The best constants $c$ and $C$ such that $c||x||_p \leq ||x||_q\leq C||x||_p$ Taken from Conway's A course in Functional Analysis Chapter 3 Section 1 Problem 3
Problem statement: For $1\leq p < \infty$ and $x = (x_1,...,x_d)$ in $\mathbb{F}^d$, define $||x||_p = \left[\sum_{j = 1}^d|x_j|^p\right]^{1/p}$; define $||x||_\infty = \sup\{|x|_j: 1\leq j \leq d\}$. Show that all of these norms are equivalent. For $1\leq p, q \leq \infty$, what are the best constants $c$ and $C$ such that $c||x||_p \leq ||x||_q\leq C||x||_p$ for all $x$ in $\mathbb{F}^d$.

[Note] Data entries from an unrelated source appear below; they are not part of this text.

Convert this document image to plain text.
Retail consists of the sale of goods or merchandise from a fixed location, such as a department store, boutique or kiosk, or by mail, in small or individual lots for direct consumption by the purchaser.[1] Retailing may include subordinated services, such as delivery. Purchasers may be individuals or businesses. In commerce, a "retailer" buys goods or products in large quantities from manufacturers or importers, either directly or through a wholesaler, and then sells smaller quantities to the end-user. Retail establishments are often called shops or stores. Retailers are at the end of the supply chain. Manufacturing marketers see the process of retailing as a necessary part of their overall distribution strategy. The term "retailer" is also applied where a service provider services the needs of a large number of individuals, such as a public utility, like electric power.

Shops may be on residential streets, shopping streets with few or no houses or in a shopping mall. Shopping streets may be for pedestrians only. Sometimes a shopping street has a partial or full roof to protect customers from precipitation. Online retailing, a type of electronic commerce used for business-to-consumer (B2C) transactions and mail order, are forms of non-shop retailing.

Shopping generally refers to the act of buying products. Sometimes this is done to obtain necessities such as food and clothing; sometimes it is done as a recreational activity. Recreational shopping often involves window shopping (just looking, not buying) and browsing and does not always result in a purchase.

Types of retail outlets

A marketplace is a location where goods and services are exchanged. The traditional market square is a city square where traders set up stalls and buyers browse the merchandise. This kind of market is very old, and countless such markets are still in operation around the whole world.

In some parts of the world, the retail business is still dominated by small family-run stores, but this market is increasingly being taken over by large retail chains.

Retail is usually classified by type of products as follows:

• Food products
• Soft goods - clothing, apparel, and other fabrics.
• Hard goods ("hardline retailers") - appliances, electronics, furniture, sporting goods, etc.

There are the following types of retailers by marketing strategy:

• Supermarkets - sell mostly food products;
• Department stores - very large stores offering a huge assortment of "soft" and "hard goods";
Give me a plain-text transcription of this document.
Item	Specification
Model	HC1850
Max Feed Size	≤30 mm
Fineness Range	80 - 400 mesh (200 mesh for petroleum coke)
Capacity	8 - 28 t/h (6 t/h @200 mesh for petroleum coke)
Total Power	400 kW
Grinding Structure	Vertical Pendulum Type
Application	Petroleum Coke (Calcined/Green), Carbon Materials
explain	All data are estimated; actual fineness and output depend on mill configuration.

I went straight to finding constants $c$ and $C$ such that $c||x||_p \leq ||x||_q\leq C||x||_p$ for all $x$ in $\mathbb{F}^d$ since the equivalence of th enormous would immediately follow from this. However, I'm not even sure where to begin. I thought of trying to let $x_j$ all be the same for a possible candidate for $c$ or $C$,but this doesn't seem too promising.
Any tips would be greatly appreciated!
 A: Even though it is tempting, I do not think that Hölder's inequality will help you in this case. Consider this rather obvious inequality (remember that $\lvert x_j \rvert \leq \lVert x \rVert_\infty$ for all $j$):
$$
\lVert x \rVert_p = \left (\sum_{j = 1}^d \lvert x_j \rvert \right)^{\frac{1}{p}} \leq \left( d \lVert x \rVert_\infty^p \right)^\frac{1}{p} = d^\frac{1}{p} \lVert x \rVert_\infty
$$
Now note that there has to be some $\ell \in \lbrace 1, ..., d \rbrace$ such that $\lVert x \rVert_\infty = \lvert x_\ell \rvert$. So:
$$
\lVert x \rVert_\infty = \lvert x_\ell \rvert = (\lvert x_\ell \rvert^q)^\frac{1}{q} \leq \left( \sum_{j = 1}^d \lvert x_j \rvert^q \right)^\frac{1}{q} = \lVert x \rVert_q
$$
If we combine all of this, we get
$$
c \lVert x \rVert_p \leq \lVert x \rVert_\infty \leq  \lVert x \rVert_q
$$
for $c := \frac{1}{d^\frac{1}{p}}$. If you reapply the above reasoning, you get:
$$
\lVert x \rVert_q \leq C \lVert x \rVert_p
$$
for $C := d^\frac{1}{q}$. This means:
$$
c \lVert x \rVert_p \leq \lVert x \rVert_\infty \leq  \lVert x \rVert_q \leq C \lVert x \rVert_p
$$
for the already defined constants $c, C > 0$. This proves the equivalence of the norms $\lVert \cdot \rVert_r$, $r \in [1, \infty]$.
I have not quite yet figured out whether these are the best constants.